Earlier this month, renowned psychologist and former member of the LDS General Sunday School Presidency, Allen Bergin, released a statement apologizing for his part in “marginalizing LGBT persons.” Bergin is known both for his faithful service in the Church of Jesus Christ of Latter-day Saints as a bishop, stake president, and Church Education System missionary and for his professional work as a faculty emeritus at Brigham Young University, the president of the Association of Mormon Counselors and Psychotherapists, and author of the Handbook of Psychotherapy and Behavior Change.

For much of his life, Bergin was a proponent of sexual orientation change therapy, believing that “homosexuals” could be rehabilitated through therapy. Bergin was influential in guiding local mental health professionals and LDS church leaders in their understanding of same-sex sexuality. He was famously quoted as suggesting that the average gay man has between 500-1,000 partners.

In his apology, Bergin writes, “I regret being part of a professional, religious, and public culture that marginalized, pathologized, and excluded LGBT persons.” He continues to share that his change of heart was made by being a father of two gay sons and a grandfather to a gay grandson, stating “I’ve been given a personal education that has been painful and enlightening.”

I can’t imagine the humility it takes to publicly apologize for hurting both family and community. Bergin’s apology is a testament to his courage and to the fact that he — like many of us — has shifted the way he thinks as he’s listened to others. Too often, in discussions of gender, sexuality, and faith, we are too anxious to have our voices heard that we fail to listen to the people at the center of the discussion. Bergin’s apology is a kind reminder to all of us to be a better listener and to give ourselves the time and space to figure things out.

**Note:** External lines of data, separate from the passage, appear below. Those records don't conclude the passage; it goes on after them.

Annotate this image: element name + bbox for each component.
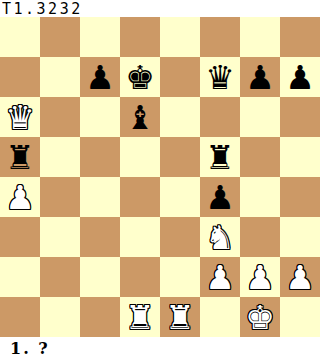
square-e7[interactable] xyxy=(160,57,200,97)
square-d5[interactable] xyxy=(120,137,160,177)
square-d3[interactable] xyxy=(120,217,160,257)
square-d7[interactable]: ♚ xyxy=(120,57,160,97)
square-g5[interactable] xyxy=(240,137,280,177)
piece-black-pawn: ♟ xyxy=(85,61,115,94)
square-f7[interactable]: ♛ xyxy=(200,57,240,97)
square-h3[interactable] xyxy=(280,217,320,257)
piece-white-pawn: ♟ xyxy=(245,261,275,294)
puzzle-id: T1.3232 xyxy=(0,0,320,17)
piece-black-king: ♚ xyxy=(125,61,155,94)
square-c6[interactable] xyxy=(80,97,120,137)
square-f2[interactable]: ♟ xyxy=(200,257,240,297)
piece-black-bishop: ♝ xyxy=(125,101,155,134)
move-prompt: 1. ? xyxy=(0,337,320,360)
square-d6[interactable]: ♝ xyxy=(120,97,160,137)
piece-white-pawn: ♟ xyxy=(285,261,315,294)
square-a7[interactable] xyxy=(0,57,40,97)
square-e4[interactable] xyxy=(160,177,200,217)
square-h6[interactable] xyxy=(280,97,320,137)
square-a6[interactable]: ♛ xyxy=(0,97,40,137)
square-g6[interactable] xyxy=(240,97,280,137)
square-a1[interactable] xyxy=(0,297,40,337)
chess-board: ♟♚♛♟♟♛♝♜♜♟♟♞♟♟♟♜♜♚ xyxy=(0,17,320,337)
square-a3[interactable] xyxy=(0,217,40,257)
square-g8[interactable] xyxy=(240,17,280,57)
square-e5[interactable] xyxy=(160,137,200,177)
square-a5[interactable]: ♜ xyxy=(0,137,40,177)
square-b5[interactable] xyxy=(40,137,80,177)
piece-black-pawn: ♟ xyxy=(285,61,315,94)
square-e3[interactable] xyxy=(160,217,200,257)
square-h7[interactable]: ♟ xyxy=(280,57,320,97)
square-b1[interactable] xyxy=(40,297,80,337)
square-f3[interactable]: ♞ xyxy=(200,217,240,257)
square-c2[interactable] xyxy=(80,257,120,297)
square-a4[interactable]: ♟ xyxy=(0,177,40,217)
square-c3[interactable] xyxy=(80,217,120,257)
square-g2[interactable]: ♟ xyxy=(240,257,280,297)
piece-black-pawn: ♟ xyxy=(205,181,235,214)
square-b2[interactable] xyxy=(40,257,80,297)
square-c1[interactable] xyxy=(80,297,120,337)
square-b6[interactable] xyxy=(40,97,80,137)
square-c4[interactable] xyxy=(80,177,120,217)
square-h1[interactable] xyxy=(280,297,320,337)
square-e6[interactable] xyxy=(160,97,200,137)
piece-white-rook: ♜ xyxy=(125,301,155,334)
piece-white-queen: ♛ xyxy=(5,101,35,134)
square-d2[interactable] xyxy=(120,257,160,297)
square-e2[interactable] xyxy=(160,257,200,297)
piece-white-pawn: ♟ xyxy=(205,261,235,294)
square-c7[interactable]: ♟ xyxy=(80,57,120,97)
square-d4[interactable] xyxy=(120,177,160,217)
piece-black-rook: ♜ xyxy=(5,141,35,174)
square-h4[interactable] xyxy=(280,177,320,217)
square-g3[interactable] xyxy=(240,217,280,257)
square-c8[interactable] xyxy=(80,17,120,57)
square-g7[interactable]: ♟ xyxy=(240,57,280,97)
square-f1[interactable] xyxy=(200,297,240,337)
square-h5[interactable] xyxy=(280,137,320,177)
square-g1[interactable]: ♚ xyxy=(240,297,280,337)
square-b3[interactable] xyxy=(40,217,80,257)
square-a2[interactable] xyxy=(0,257,40,297)
square-e1[interactable]: ♜ xyxy=(160,297,200,337)
square-e8[interactable] xyxy=(160,17,200,57)
square-h2[interactable]: ♟ xyxy=(280,257,320,297)
piece-white-king: ♚ xyxy=(245,301,275,334)
square-a8[interactable] xyxy=(0,17,40,57)
square-f8[interactable] xyxy=(200,17,240,57)
piece-black-pawn: ♟ xyxy=(245,61,275,94)
square-b7[interactable] xyxy=(40,57,80,97)
piece-white-rook: ♜ xyxy=(165,301,195,334)
square-b8[interactable] xyxy=(40,17,80,57)
piece-black-queen: ♛ xyxy=(205,61,235,94)
square-f6[interactable] xyxy=(200,97,240,137)
square-c5[interactable] xyxy=(80,137,120,177)
square-b4[interactable] xyxy=(40,177,80,217)
square-g4[interactable] xyxy=(240,177,280,217)
piece-black-rook: ♜ xyxy=(205,141,235,174)
square-d1[interactable]: ♜ xyxy=(120,297,160,337)
square-d8[interactable] xyxy=(120,17,160,57)
piece-white-knight: ♞ xyxy=(205,221,235,254)
square-f4[interactable]: ♟ xyxy=(200,177,240,217)
piece-white-pawn: ♟ xyxy=(5,181,35,214)
square-h8[interactable] xyxy=(280,17,320,57)
square-f5[interactable]: ♜ xyxy=(200,137,240,177)
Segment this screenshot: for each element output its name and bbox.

In my research with LGBTQ Mormons, it has become clear that there is no single “best” path for LGBTQ Mormons to follow. Some find satisfaction and health in pursuing same-sex relationships or medically transitioning where others find satisfaction and health in their devoted engagement to the LDS church. Regardless of life choices, the data consistently indicate that people are happiest living the lives that they choose. Currently, my colleagues and I are recruiting LGBTQ Mormon participants to be part of a study to understand how they find health and satisfaction in whichever life path they choose (www.4optionssurvey.com).

So, for you or me, perhaps our question shouldn’t be whether LGBTQ people can change their sexual orientation. Rather, perhaps we can take a cue from Bergin and apologize where we have done wrong and choose to love.